Although an embodiment of the present invention has been illustrated in the accompanying drawings and described in the foregoing description, it will be understood that the invention is not limited to the embodiment disclosed but capable of numerous modifications without departing from the scope of the invention as set out in the following claims. The invention resides in each and every novel characteristic feature and each and every combination of characteristic features. Reference numerals in the claims do not limit their protective scope. Use of the verb “to comprise” and its conjugations does not exclude the presence of elements other than those stated in the claims. Use of the article “a” or “an” preceding an element does not exclude the presence of a plurality of such elements.
‘Means’, as will be apparent to a person skilled in the art, are meant to include any hardware (such as separate or integrated circuits or electronic elements) or software (such as programs or parts of programs) which perform in operation or are designed to perform a specified function, be it solely or in conjunction with other functions, be it in isolation or in co-operation with other elements. The invention can be implemented by means of hardware comprising several distinct elements, and by means of a suitably programmed computer. In the apparatus claim enumerating several means, several of these means can be embodied by one and the same item of hardware. ‘Computer program product’ is to be understood to mean any software product stored on a computer-readable medium, such as a floppy disk, downloadable via a network, such as the Internet, or marketable in any other manner.

Claims

1. A method of classifying a content item into at least one of a plurality of classes, said plurality of classes comprising at least one pre-defined class and at least one personal class, the method comprising the steps of:

manually classifying a first set of content items into said at least one personal class;

defining said personal class on the basis of the manual classification of the first set of content items; and

automatically classifying further content items into at least one of said plurality of classes, said plurality of classes including said defined personal class.

2. A method according to claim 1, wherein the step of automatically classifying further content items into at least one of said plurality of classes includes the steps of:

extracting at least one feature of a content item;

classifying said content item on the basis of the value of said extracted at least one feature.

3. A method according to claim 2, wherein the step of defining said personal class includes:

defining said personal class initially on the basis of said at least one predefined class.

4. A method according to claim 3, wherein the step of defining said personal class initially further includes:

establishing relationships between at least one extracted feature of said pre-defined class and at least one extracted feature of said personal class;

weighting said relationships to provide a best match between said at least one extracted feature of said pre-defined class and at least one extracted feature of said personal class.

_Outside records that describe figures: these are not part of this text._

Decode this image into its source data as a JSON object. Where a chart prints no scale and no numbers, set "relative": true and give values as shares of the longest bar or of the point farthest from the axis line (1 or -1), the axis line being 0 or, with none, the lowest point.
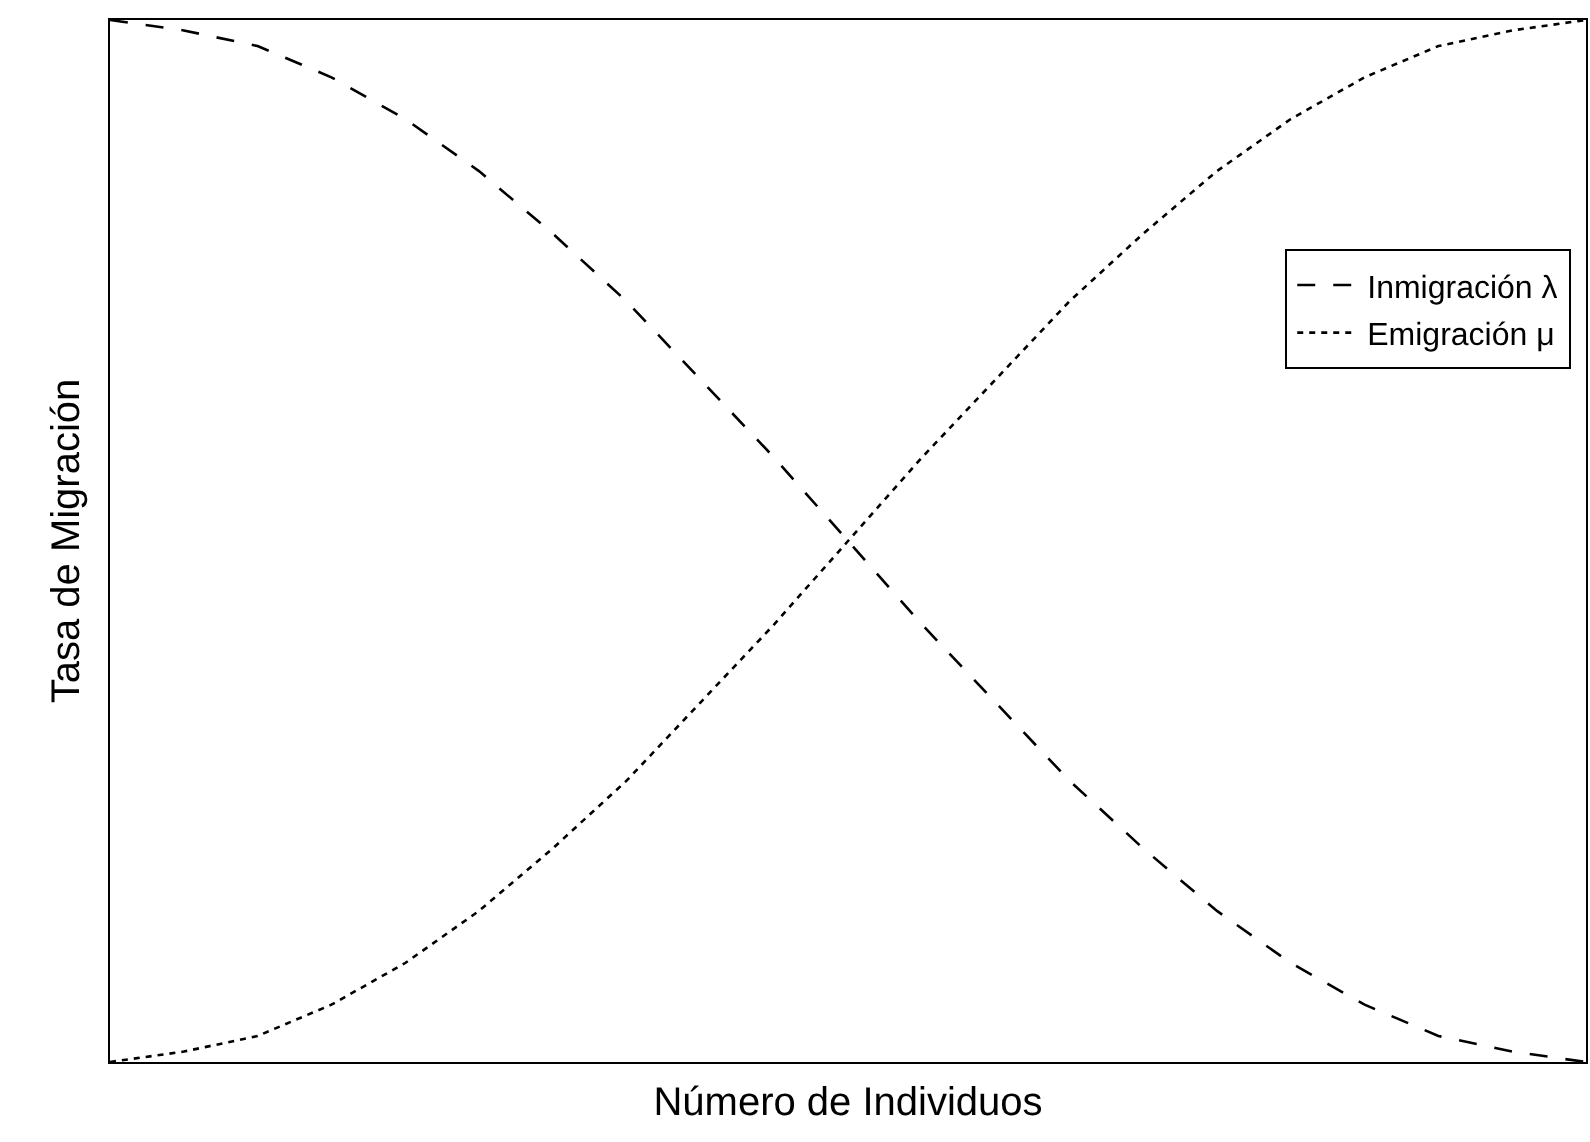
{
  "chart_data": {
    "type": "line",
    "relative": true,
    "xlabel": "Número de Individuos",
    "ylabel": "Tasa de Migración",
    "categories": [
      null,
      null,
      null,
      null,
      null,
      null,
      null,
      null,
      null,
      null,
      null,
      null,
      null,
      null,
      null,
      null,
      null,
      null,
      null,
      null,
      null
    ],
    "series": [
      {
        "name": "Inmigración λ",
        "color": "#000000",
        "line_style": "dashed",
        "values": [
          1,
          0.99,
          0.975,
          0.945,
          0.905,
          0.855,
          0.795,
          0.73,
          0.655,
          0.58,
          0.5,
          0.42,
          0.345,
          0.27,
          0.205,
          0.145,
          0.095,
          0.055,
          0.025,
          0.01,
          0
        ]
      },
      {
        "name": "Emigración μ",
        "color": "#000000",
        "line_style": "dotted",
        "values": [
          0,
          0.01,
          0.025,
          0.055,
          0.095,
          0.145,
          0.205,
          0.27,
          0.345,
          0.42,
          0.5,
          0.58,
          0.655,
          0.73,
          0.795,
          0.855,
          0.905,
          0.945,
          0.975,
          0.99,
          1
        ]
      }
    ],
    "marker": "none",
    "legend": "top right"
  }
}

5. A method according to claim 1, wherein the step of defining said personal class comprising the step of:

redefining said personal class on the basis of user's feedback.

6. A computer program product comprising a plurality of program code portions for carrying out the method according to claim 1.

7. Apparatus for classifying a content item into at least one of a plurality of classes, said plurality of classes comprising at least one pre-defined class and at least one personal class, the apparatus comprising the steps of:

means for manually classifying a first set of content items into said at least one personal class;

means for defining said personal class on the basis of the manual classification of the first set of content items; and

means for automatically classifying further content items into at least one of said plurality of classes, said plurality of classes including said defined personal class.